NUG@NAB discusses radio tech concerns

Digital Alert Systems, EAS, NUG@NAB, Nautel

Bill Robinson and Ed Czarnecki of Digital Alert Systems discuss a new approach to EAS message delivery.

If you need a radio broadcast engineer early Sunday while you’re at the NAB Show, try The Flamingo where the annual Nautel Users’ Group meets.

More familiarly knows as NUG@NAB, it’s where many of them have gathered. The audience reached nearly 300.

This year’s edition featured very interesting news concerning smoothing out EAS delivery and functionality.

Presented by Bill Robinson and Ed Czarnecki of Digital Alert Systems (shown), it showed the evolution of the system from the traditional workflow of a sometimes complicated air chain of connected boxes (that usually worked together) to a digital world ecosystem with AoIP and virtualization wherein various modules can adapt to what is required to deliver multiple messages at different points in the air chain.

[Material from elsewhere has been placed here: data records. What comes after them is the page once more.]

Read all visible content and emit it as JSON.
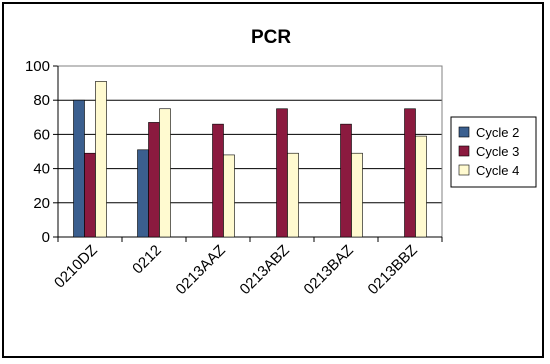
{
  "chart_data": {
    "type": "bar",
    "title": "PCR",
    "xlabel": "",
    "ylabel": "",
    "categories": [
      "0210DZ",
      "0212",
      "0213AAZ",
      "0213ABZ",
      "0213BAZ",
      "0213BBZ"
    ],
    "series": [
      {
        "name": "Cycle 2",
        "color": "#3b5f8f",
        "values": [
          80,
          51,
          null,
          null,
          null,
          null
        ]
      },
      {
        "name": "Cycle 3",
        "color": "#8b1a3f",
        "values": [
          49,
          67,
          66,
          75,
          66,
          75
        ]
      },
      {
        "name": "Cycle 4",
        "color": "#fffad0",
        "values": [
          91,
          75,
          48,
          49,
          49,
          59
        ]
      }
    ],
    "ylim": [
      0,
      100
    ],
    "yticks": [
      0,
      20,
      40,
      60,
      80,
      100
    ],
    "grid": true,
    "legend_position": "right"
  }
}
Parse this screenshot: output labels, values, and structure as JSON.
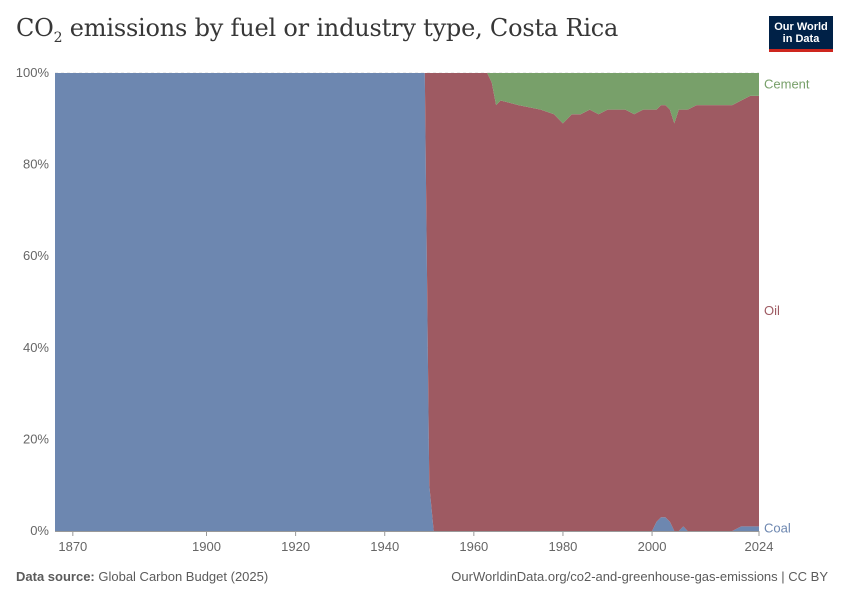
{
  "header": {
    "title_main": "CO",
    "title_sub": "2",
    "title_rest": " emissions by fuel or industry type, Costa Rica",
    "logo_line1": "Our World",
    "logo_line2": "in Data"
  },
  "footer": {
    "source_label": "Data source:",
    "source_text": " Global Carbon Budget (2025)",
    "credit": "OurWorldinData.org/co2-and-greenhouse-gas-emissions | CC BY"
  },
  "colors": {
    "coal": "#6d87b0",
    "oil": "#9e5a62",
    "cement": "#78a06a",
    "grid": "#dddddd"
  },
  "chart_data": {
    "type": "area",
    "stacked": "percent",
    "title": "CO₂ emissions by fuel or industry type, Costa Rica",
    "xlim": [
      1866,
      2024
    ],
    "ylim": [
      0,
      100
    ],
    "y_ticks": [
      0,
      20,
      40,
      60,
      80,
      100
    ],
    "y_tick_labels": [
      "0%",
      "20%",
      "40%",
      "60%",
      "80%",
      "100%"
    ],
    "x_ticks": [
      1870,
      1900,
      1920,
      1940,
      1960,
      1980,
      2000,
      2024
    ],
    "legend_position": "right",
    "x": [
      1866,
      1900,
      1949,
      1950,
      1951,
      1955,
      1960,
      1963,
      1964,
      1965,
      1966,
      1970,
      1975,
      1978,
      1980,
      1982,
      1984,
      1986,
      1988,
      1990,
      1992,
      1994,
      1996,
      1998,
      2000,
      2001,
      2002,
      2003,
      2004,
      2005,
      2006,
      2007,
      2008,
      2010,
      2012,
      2014,
      2016,
      2018,
      2020,
      2022,
      2024
    ],
    "series": [
      {
        "name": "Coal",
        "color": "#6d87b0",
        "values": [
          100,
          100,
          100,
          10,
          0,
          0,
          0,
          0,
          0,
          0,
          0,
          0,
          0,
          0,
          0,
          0,
          0,
          0,
          0,
          0,
          0,
          0,
          0,
          0,
          0,
          2,
          3,
          3,
          2,
          0,
          0,
          1,
          0,
          0,
          0,
          0,
          0,
          0,
          1,
          1,
          1
        ]
      },
      {
        "name": "Oil",
        "color": "#9e5a62",
        "values": [
          0,
          0,
          0,
          90,
          100,
          100,
          100,
          100,
          98,
          93,
          94,
          93,
          92,
          91,
          89,
          91,
          91,
          92,
          91,
          92,
          92,
          92,
          91,
          92,
          92,
          90,
          90,
          90,
          90,
          89,
          92,
          91,
          92,
          93,
          93,
          93,
          93,
          93,
          93,
          94,
          94
        ]
      },
      {
        "name": "Cement",
        "color": "#78a06a",
        "values": [
          0,
          0,
          0,
          0,
          0,
          0,
          0,
          0,
          2,
          7,
          6,
          7,
          8,
          9,
          11,
          9,
          9,
          8,
          9,
          8,
          8,
          8,
          9,
          8,
          8,
          8,
          7,
          7,
          8,
          11,
          8,
          8,
          8,
          7,
          7,
          7,
          7,
          7,
          6,
          5,
          5
        ]
      }
    ]
  }
}
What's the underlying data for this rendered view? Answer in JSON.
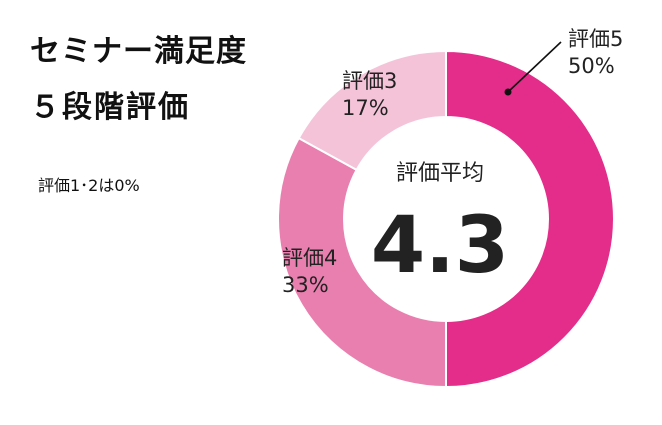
{
  "title_lines": [
    "セミナー満足度",
    "５段階評価"
  ],
  "note": "評価1･2は0%",
  "center": {
    "label": "評価平均",
    "value": "4.3"
  },
  "colors": {
    "rating5": "#e42d8a",
    "rating4": "#e97fae",
    "rating3": "#f4c3d8",
    "stroke": "#ffffff",
    "leader": "#111111"
  },
  "chart_data": {
    "type": "pie",
    "variant": "donut",
    "categories": [
      "評価5",
      "評価4",
      "評価3"
    ],
    "values": [
      50,
      33,
      17
    ],
    "unit": "%",
    "labels": [
      {
        "name": "評価5",
        "pct": "50%"
      },
      {
        "name": "評価4",
        "pct": "33%"
      },
      {
        "name": "評価3",
        "pct": "17%"
      }
    ],
    "center_label": "評価平均",
    "center_value": 4.3
  }
}
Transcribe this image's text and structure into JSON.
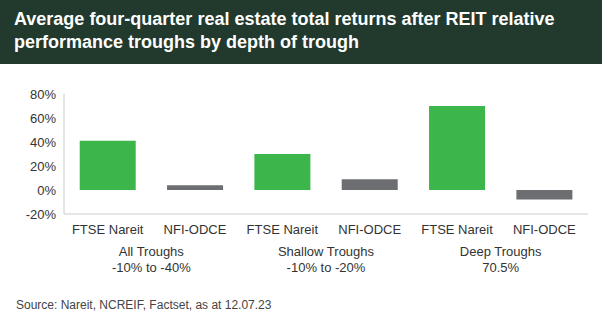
{
  "chart_data": {
    "type": "bar",
    "title": "Average four-quarter real estate total returns after REIT relative performance troughs by depth of trough",
    "categories": [
      "FTSE Nareit",
      "NFI-ODCE",
      "FTSE Nareit",
      "NFI-ODCE",
      "FTSE Nareit",
      "NFI-ODCE"
    ],
    "values": [
      41,
      4,
      30,
      9,
      70,
      -8
    ],
    "colors": [
      "#3cb54a",
      "#6d6e71",
      "#3cb54a",
      "#6d6e71",
      "#3cb54a",
      "#6d6e71"
    ],
    "groups": [
      [
        "All Troughs",
        "-10% to -40%"
      ],
      [
        "Shallow Troughs",
        "-10% to -20%"
      ],
      [
        "Deep Troughs",
        "70.5%"
      ]
    ],
    "ylim": [
      -20,
      80
    ],
    "yticks": [
      {
        "value": -20,
        "label": "-20%"
      },
      {
        "value": 0,
        "label": "0%"
      },
      {
        "value": 20,
        "label": "20%"
      },
      {
        "value": 40,
        "label": "40%"
      },
      {
        "value": 60,
        "label": "60%"
      },
      {
        "value": 80,
        "label": "80%"
      }
    ],
    "grid": false,
    "source": "Source: Nareit, NCREIF, Factset, as at 12.07.23"
  }
}
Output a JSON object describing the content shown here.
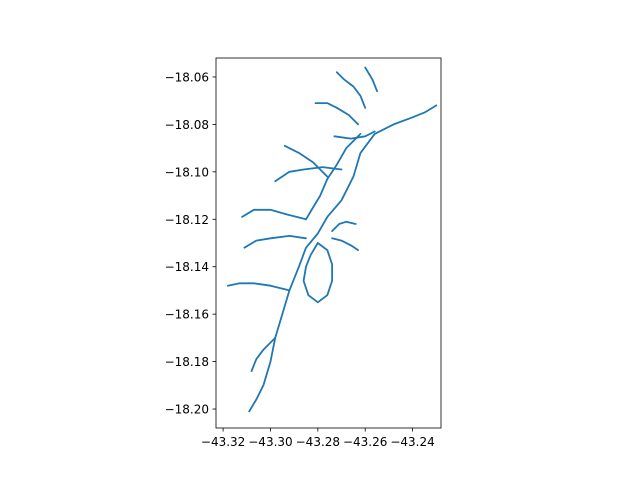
{
  "chart_data": {
    "type": "line",
    "title": "",
    "xlabel": "",
    "ylabel": "",
    "xlim": [
      -43.323,
      -43.228
    ],
    "ylim": [
      -18.208,
      -18.052
    ],
    "grid": false,
    "legend": "none",
    "line_color": "#1f77b4",
    "x_ticks": [
      {
        "value": -43.32,
        "label": "−43.32"
      },
      {
        "value": -43.3,
        "label": "−43.30"
      },
      {
        "value": -43.28,
        "label": "−43.28"
      },
      {
        "value": -43.26,
        "label": "−43.26"
      },
      {
        "value": -43.24,
        "label": "−43.24"
      }
    ],
    "y_ticks": [
      {
        "value": -18.06,
        "label": "−18.06"
      },
      {
        "value": -18.08,
        "label": "−18.08"
      },
      {
        "value": -18.1,
        "label": "−18.10"
      },
      {
        "value": -18.12,
        "label": "−18.12"
      },
      {
        "value": -18.14,
        "label": "−18.14"
      },
      {
        "value": -18.16,
        "label": "−18.16"
      },
      {
        "value": -18.18,
        "label": "−18.18"
      },
      {
        "value": -18.2,
        "label": "−18.20"
      }
    ],
    "series": [
      {
        "x": [
          -43.23,
          -43.235,
          -43.24,
          -43.248,
          -43.256,
          -43.262,
          -43.265,
          -43.27,
          -43.276,
          -43.28,
          -43.285,
          -43.288,
          -43.292,
          -43.295,
          -43.298,
          -43.3,
          -43.303,
          -43.306,
          -43.309
        ],
        "y": [
          -18.072,
          -18.075,
          -18.077,
          -18.08,
          -18.084,
          -18.092,
          -18.102,
          -18.112,
          -18.119,
          -18.126,
          -18.132,
          -18.14,
          -18.15,
          -18.16,
          -18.17,
          -18.18,
          -18.19,
          -18.196,
          -18.201
        ]
      },
      {
        "x": [
          -43.262,
          -43.268,
          -43.272,
          -43.276,
          -43.279,
          -43.282,
          -43.285
        ],
        "y": [
          -18.084,
          -18.09,
          -18.097,
          -18.103,
          -18.11,
          -18.115,
          -18.12
        ]
      },
      {
        "x": [
          -43.27,
          -43.278,
          -43.286,
          -43.292,
          -43.298
        ],
        "y": [
          -18.099,
          -18.098,
          -18.099,
          -18.1,
          -18.104
        ]
      },
      {
        "x": [
          -43.285,
          -43.293,
          -43.3,
          -43.307,
          -43.312
        ],
        "y": [
          -18.12,
          -18.118,
          -18.116,
          -18.116,
          -18.119
        ]
      },
      {
        "x": [
          -43.285,
          -43.292,
          -43.3,
          -43.306,
          -43.311
        ],
        "y": [
          -18.128,
          -18.127,
          -18.128,
          -18.129,
          -18.132
        ]
      },
      {
        "x": [
          -43.292,
          -43.3,
          -43.307,
          -43.313,
          -43.318
        ],
        "y": [
          -18.15,
          -18.148,
          -18.147,
          -18.147,
          -18.148
        ]
      },
      {
        "x": [
          -43.298,
          -43.303,
          -43.306,
          -43.308
        ],
        "y": [
          -18.17,
          -18.175,
          -18.179,
          -18.184
        ]
      },
      {
        "x": [
          -43.28,
          -43.283,
          -43.285,
          -43.286,
          -43.284,
          -43.28,
          -43.276,
          -43.274,
          -43.274,
          -43.276,
          -43.28
        ],
        "y": [
          -18.13,
          -18.135,
          -18.14,
          -18.146,
          -18.152,
          -18.155,
          -18.152,
          -18.146,
          -18.139,
          -18.133,
          -18.13
        ]
      },
      {
        "x": [
          -43.274,
          -43.271,
          -43.268,
          -43.264
        ],
        "y": [
          -18.125,
          -18.122,
          -18.121,
          -18.122
        ]
      },
      {
        "x": [
          -43.274,
          -43.27,
          -43.266,
          -43.263
        ],
        "y": [
          -18.128,
          -18.129,
          -18.131,
          -18.133
        ]
      },
      {
        "x": [
          -43.276,
          -43.282,
          -43.288,
          -43.294
        ],
        "y": [
          -18.102,
          -18.096,
          -18.092,
          -18.089
        ]
      },
      {
        "x": [
          -43.263,
          -43.267,
          -43.272,
          -43.276,
          -43.281
        ],
        "y": [
          -18.08,
          -18.076,
          -18.073,
          -18.071,
          -18.071
        ]
      },
      {
        "x": [
          -43.26,
          -43.262,
          -43.265,
          -43.269,
          -43.272
        ],
        "y": [
          -18.073,
          -18.068,
          -18.064,
          -18.061,
          -18.058
        ]
      },
      {
        "x": [
          -43.255,
          -43.257,
          -43.26
        ],
        "y": [
          -18.066,
          -18.061,
          -18.056
        ]
      },
      {
        "x": [
          -43.256,
          -43.26,
          -43.266,
          -43.273
        ],
        "y": [
          -18.083,
          -18.085,
          -18.086,
          -18.085
        ]
      }
    ]
  }
}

In this world everyone is on the same page and there should be full compatibility between those involved.

Jeff Detweiler of Xperi discussed monetizing the dashboard. He pointed at a recent study by broadcast analyst Quu examining good and bad dashboard user interfaces. Quick takeaway: at a minimum HD Radio broadcasters need to make sure that their logos and RDS text are being sent out. According to the Quu study that will solidify listenership and enhance listener recall of programming and ads.

The NAB’s David Layer reiterated that, asking why so many broadcasters miss a great opportunity to maximize their tools. He focused on the screens appearing in vehicles and how, often badly, they display radio metadata. Some of this falls on car manufacturers but much falls into the laps of the broadcasters themselves.

Nautel’s John Whyte, head of marketing for Nautel, had news on Nautel’s redesign of its well-known AUI user interface. A daunting job to say the least… but close.

Justin Jamieson, a senior engineering technologist for the transmitter maker, discussed the newest line of transmitters, the VX, including some upcoming feature additions, including a onboard playout for fail-over.

He also had news on the one true new product at the show for Nautel, the VS-TC, a main/standby controller. Not the most sexy product but needed at many facilities.

Philipp Schmid, Nautel’s familiar chief of technology, had a lot of info on the company’s GV2 FM/digital transmitters, Notably he pointed to projects utilizing cloud delivery and automatic signal fallback security via multiple differently-sourced signal chains. He was also able to tie that back into the previously-mentioned EAS delivery project that DAS, Nautel and The Telos Alliance are working on. A Telos Livewire technology is used along with its Omnia processor to eliminate some of the boxes.

If that sounds complicated, it is but changes are coming.